VMware, Intel Team Up to 'Enable Private AI Everywhere'
VMware announced a collaboration with Intel to make AI more accessible and private across various environments like datacenters, public clouds and the edge.
The two companies will deliver a validated AI stack that will enable customers to use their existing VMware and Intel infrastructure and open source software to build and deploy AI models.
The AI stack will combine the VMware Cloud Foundation infrastructure platform with Intel's AI software suite, Intel Xeon processors with built-in AI accelerators, and Intel Max Series GPUs, a new line of datacenter GPUs for demanding AI workloads. The stack will support end-to-end AI workflows, from data preparation to model training to inferencing, and will leverage the oneAPI framework, an open standard for cross-architecture software development.
The collaboration aims to make AI more accessible and scalable for enterprises, as well as more private and secure. VMware calls this approach Private AI, which allows customers to fine-tune and infer AI models using their own corporate data, without compromising on choice, performance or sustainability. Private AI can enable various use cases, such as AI-assisted code generation, customer service, and recommendation systems.
Core tenets of Private AI include:
- Highly distributed: Compute capacity and trained AI models reside adjacent to where data is created, processed, and/or consumed, whether the data resides in a public cloud, virtual private cloud, enterprise datacenter, or at the edge. This will require an AI infrastructure that is capable of seamlessly connecting disparate data locales in order to ensure centralized governance and operations for all AI services.
- Data privacy and control: An organization's data remains private to the organization and is not used to train, tune, or augment any commercial or OSS models without the organization's consent. The organization maintains full control of its data and can leverage other AI models for a shared data set as its business needs require.
- Access Control and auditability: Access controls are in place to govern access and changes to AI models, associated training data, and applications. Audit logs and associated controls are also essential to ensure that compliance mandates -- regulatory or otherwise -- are satisfied.
"VMware Private AI brings compute capacity and AI models to where enterprise data is created, processed, and consumed, whether in a public cloud, enterprise datacenter, or at the edge, in support of traditional AI/ML workloads and generative AI," VMware said last week in a news release. "VMware and Intel are enabling the fine-tuning of task specific models in minutes to hours and the inferencing of large language models at faster than human communication using the customer's private corporate data."
The value that enterprises can expect from the deal include:
- Enable privacy and security for AI models: VMware Private AI's architectural approach for AI services enables privacy and control of corporate data and integrated security and management. This partnership will help enterprises build and deploy private and secure AI models with integrated security capabilities in VCF and its components.
- Boost AI Performance: Achieve excellent AI and LLM model performance using the integrated capabilities built into VCF and Intel processors, hardware accelerators, and optimized software. For example, vSphere, one of the core components of VCF, includes Distributed Resources Scheduler, which improves AI workload management by grouping hosts into resource clusters for different applications and ensuring that VMs have access to the right amount of computing resources, preventing resource bottlenecks, and optimizing resource utilization.
- Get AI Everywhere: VMware and Intel are providing enterprises with a fully validated AI stack on already deployed clusters. This stack enables enterprises to do data prep, machine learning, fine-tuning, and inference optimization using Intel processors, hardware accelerators, Intel's AI software suite, and VCF across your on-premises environment.
Use cases, according to a blog post, include:
- Code Generation: Enterprises can use their models without the risk of losing their IP or data and can accelerate developer velocity by enabling code generation.
- Contact centers resolution experience: Enterprises can fine-tune models against their internal documentation and knowledge base articles, including private support data, and, in turn, realize more efficient customer service and support with meaningful reductions in human interactions in support/service incidents.

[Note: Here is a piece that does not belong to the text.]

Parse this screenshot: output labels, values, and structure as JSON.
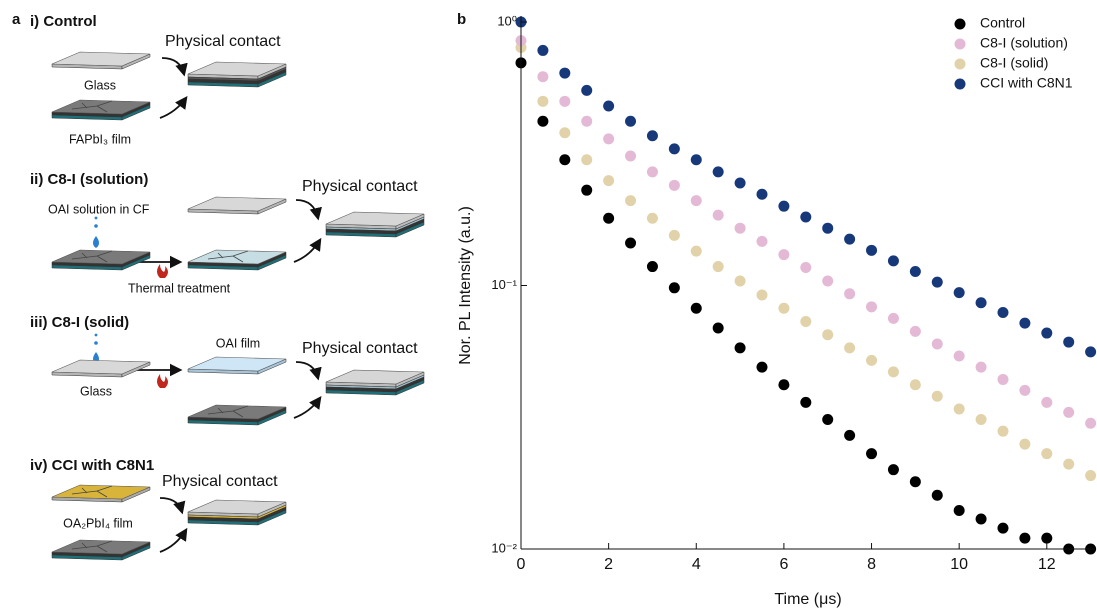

- Classical Machine Learning: Classical ML models are used for a variety of real-world applications across the financial services, health and life sciences, retail, research, and manufacturing industries. Popular ML use cases include customized marketing, visual quality control in manufacturing, personalized medicine, and retail demand forecasting.
- Recommendation Engines: Enterprises can enhance experiences by suggesting or recommending additional products to consumers. These can be based on various criteria, including past purchases, search history, demographic information, and other factors.
IBM is also getting in on the action, as VMware said: "IBM and VMware are building on VMware Private AI to enable enterprises to access IBM watsonx in private, on-premises environments and hybrid cloud for the secure training and fine-tuning their models with the watsonx platform."
David Ramel is an editor and writer for Converge360.